BING-o!!!Thanks for dropping by. Hope you do it more often, i know you're kinda tied up.
I shall hook your blogspot to mine once I figure how to. Techno-saviness does not run in my family, so bear with me, k?
About teaching - some are born natural teachers, I guess. Don't fret too much about your own performance. What is important is you gave it your best shot. I am sure your students enjoyed being in your class. Ikaw pa.
Ako pa lugod. I got into teaching by accident. Unthinkable ngani kun huhuna-hunaon. Amo, I always apologize to my "classmates" every time I have an opportunity to do so if I screwed them up one way or another.
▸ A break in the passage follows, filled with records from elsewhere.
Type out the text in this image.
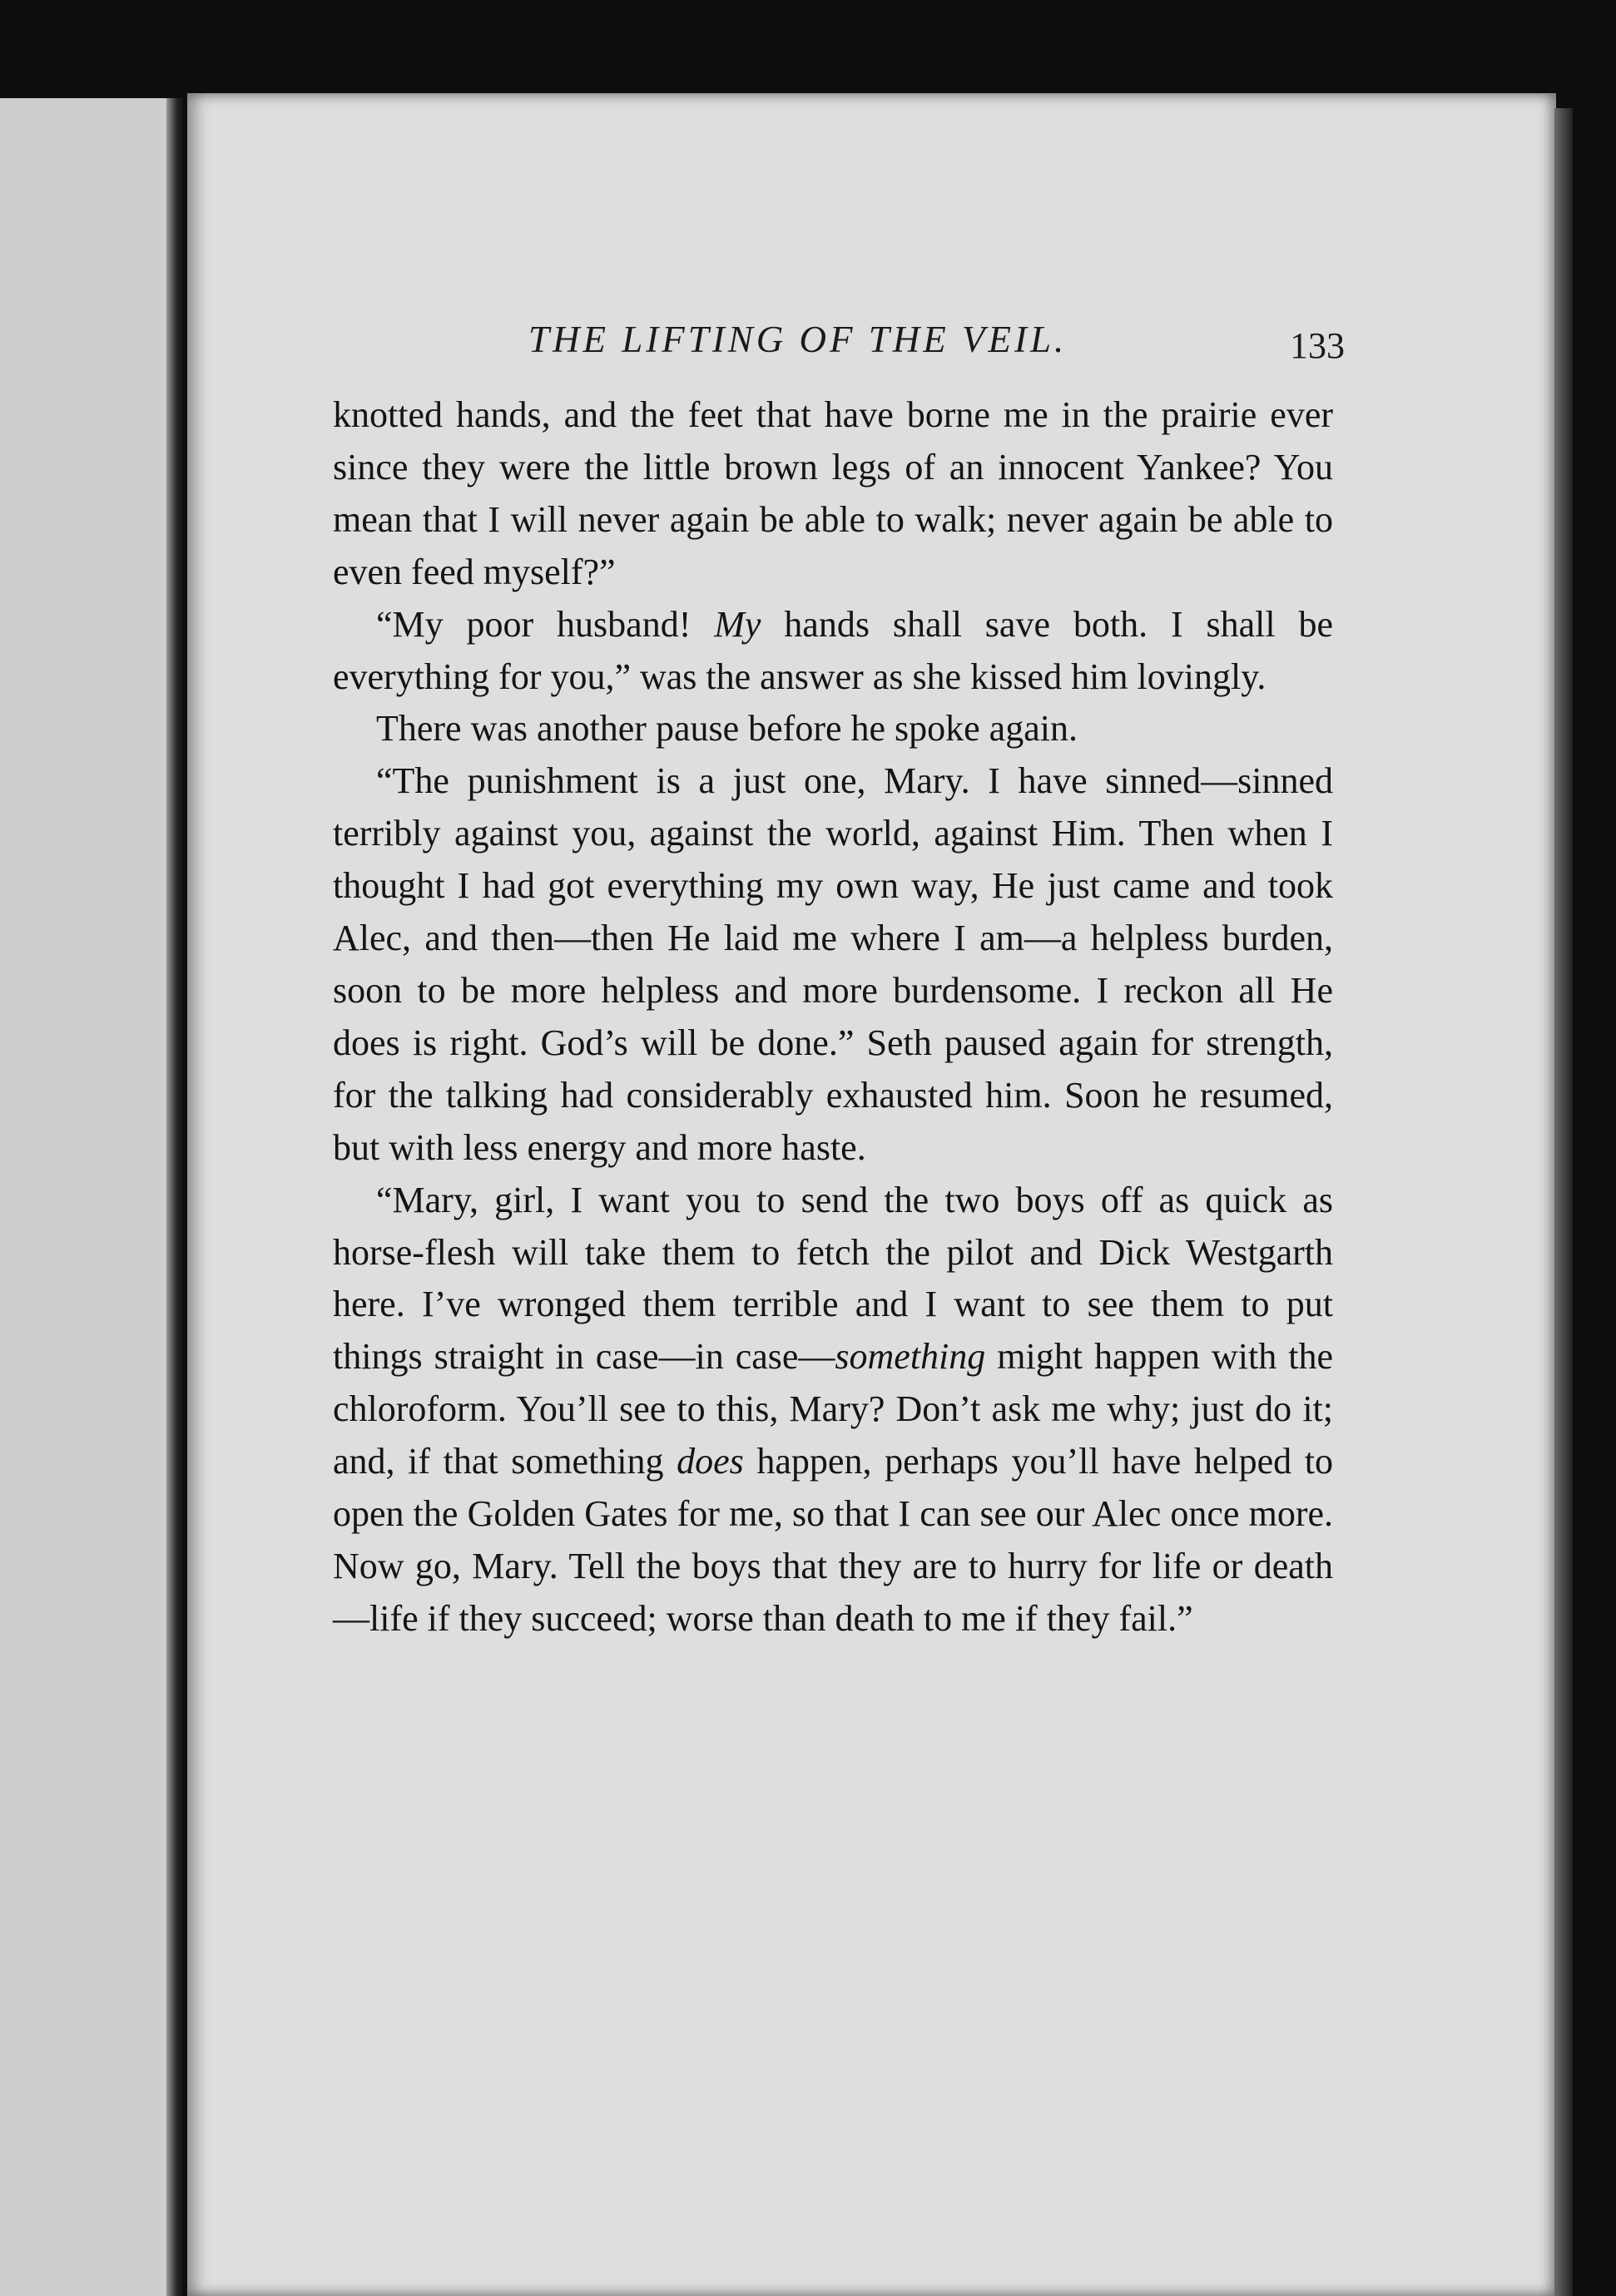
THE LIFTING OF THE VEIL.	133

knotted hands, and the feet that have borne me in the prairie ever since they were the little brown legs of an innocent Yankee? You mean that I will never again be able to walk; never again be able to even feed myself?”

“My poor husband! My hands shall save both. I shall be everything for you,” was the answer as she kissed him lovingly.

There was another pause before he spoke again.

“The punishment is a just one, Mary. I have sinned—sinned terribly against you, against the world, against Him. Then when I thought I had got everything my own way, He just came and took Alec, and then—then He laid me where I am—a helpless burden, soon to be more helpless and more burdensome. I reckon all He does is right. God’s will be done.” Seth paused again for strength, for the talking had considerably exhausted him. Soon he resumed, but with less energy and more haste.

“Mary, girl, I want you to send the two boys off as quick as horse-flesh will take them to fetch the pilot and Dick Westgarth here. I’ve wronged them terrible and I want to see them to put things straight in case—in case—something might happen with the chloroform. You’ll see to this, Mary? Don’t ask me why; just do it; and, if that something does happen, perhaps you’ll have helped to open the Golden Gates for me, so that I can see our Alec once more. Now go, Mary. Tell the boys that they are to hurry for life or death—life if they succeed; worse than death to me if they fail.”
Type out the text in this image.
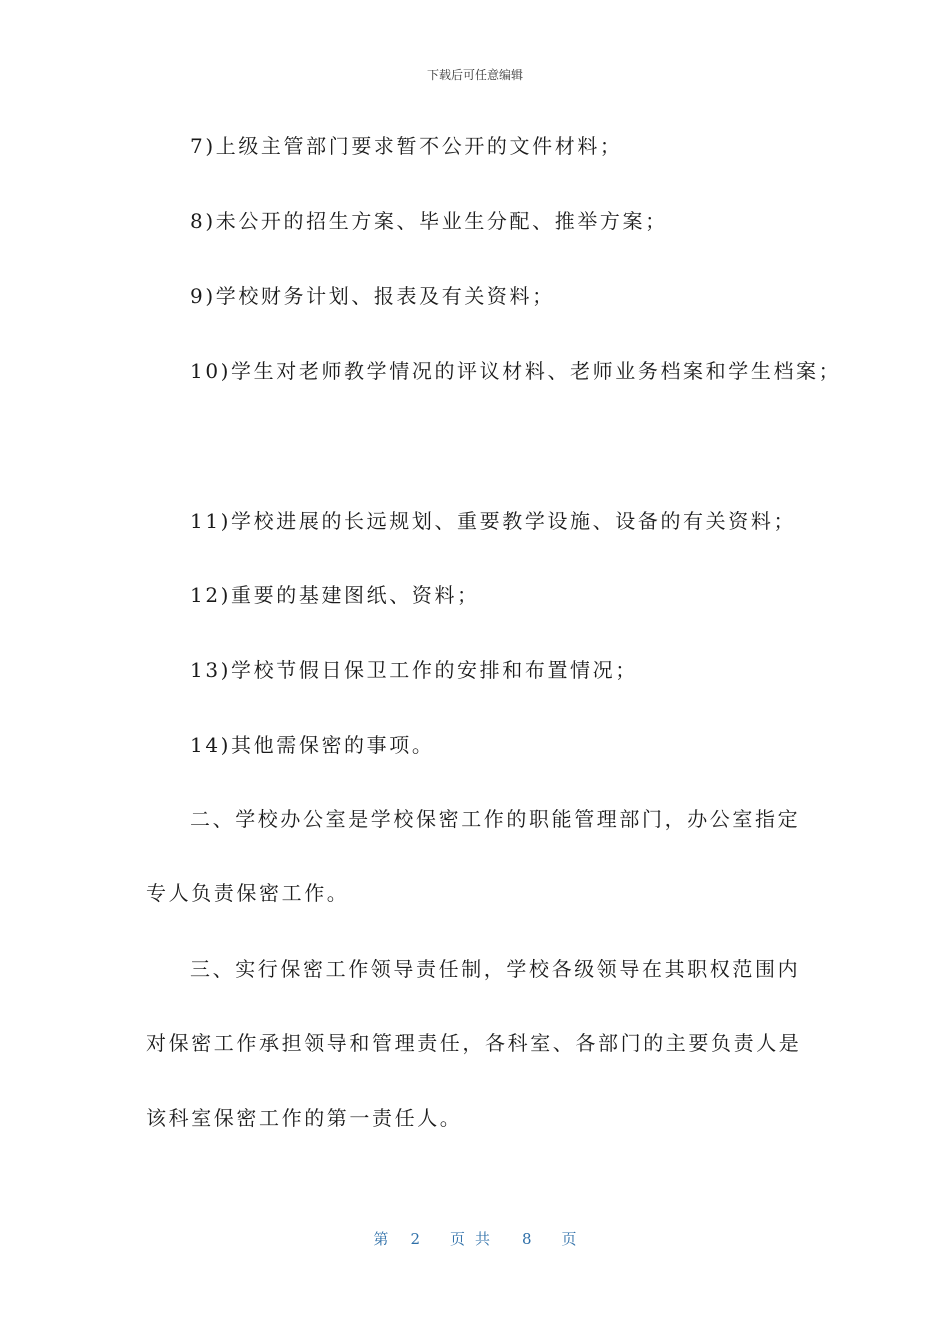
下载后可任意编辑
7)上级主管部门要求暂不公开的文件材料；
8)未公开的招生方案、毕业生分配、推举方案；
9)学校财务计划、报表及有关资料；
10)学生对老师教学情况的评议材料、老师业务档案和学生档案；
11)学校进展的长远规划、重要教学设施、设备的有关资料；
12)重要的基建图纸、资料；
13)学校节假日保卫工作的安排和布置情况；
14)其他需保密的事项。
二、学校办公室是学校保密工作的职能管理部门，办公室指定
专人负责保密工作。
三、实行保密工作领导责任制，学校各级领导在其职权范围内
对保密工作承担领导和管理责任，各科室、各部门的主要负责人是
该科室保密工作的第一责任人。
第 2 页共 8 页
Dyn, nagkikita ka hin trueblood? how do you find it? have you read all the books? were you able to watch all the episodes on cinemax?
you're the first person in leyte to have mentioned the show. I am so bursting at the seams (literallY) with facts from the show and the books and have no one to discuss it with. In all honesty, no one has watched the show ha leyte ada (none that i know of). yehey! dri na ako nag uusaan.
MK, I have not read the books, i am not even aware that there's a book-series.
Nagkikita la ako hito because I like the idea of vampires sneering at humans as lower lifeforms, hehe. Tapos, the show's creator, Alan Ball, was also responsible for "6 Feet Under," which I sort of followed.
A friend has a DVD of True Blood, hope I can borrow so I could watch it again.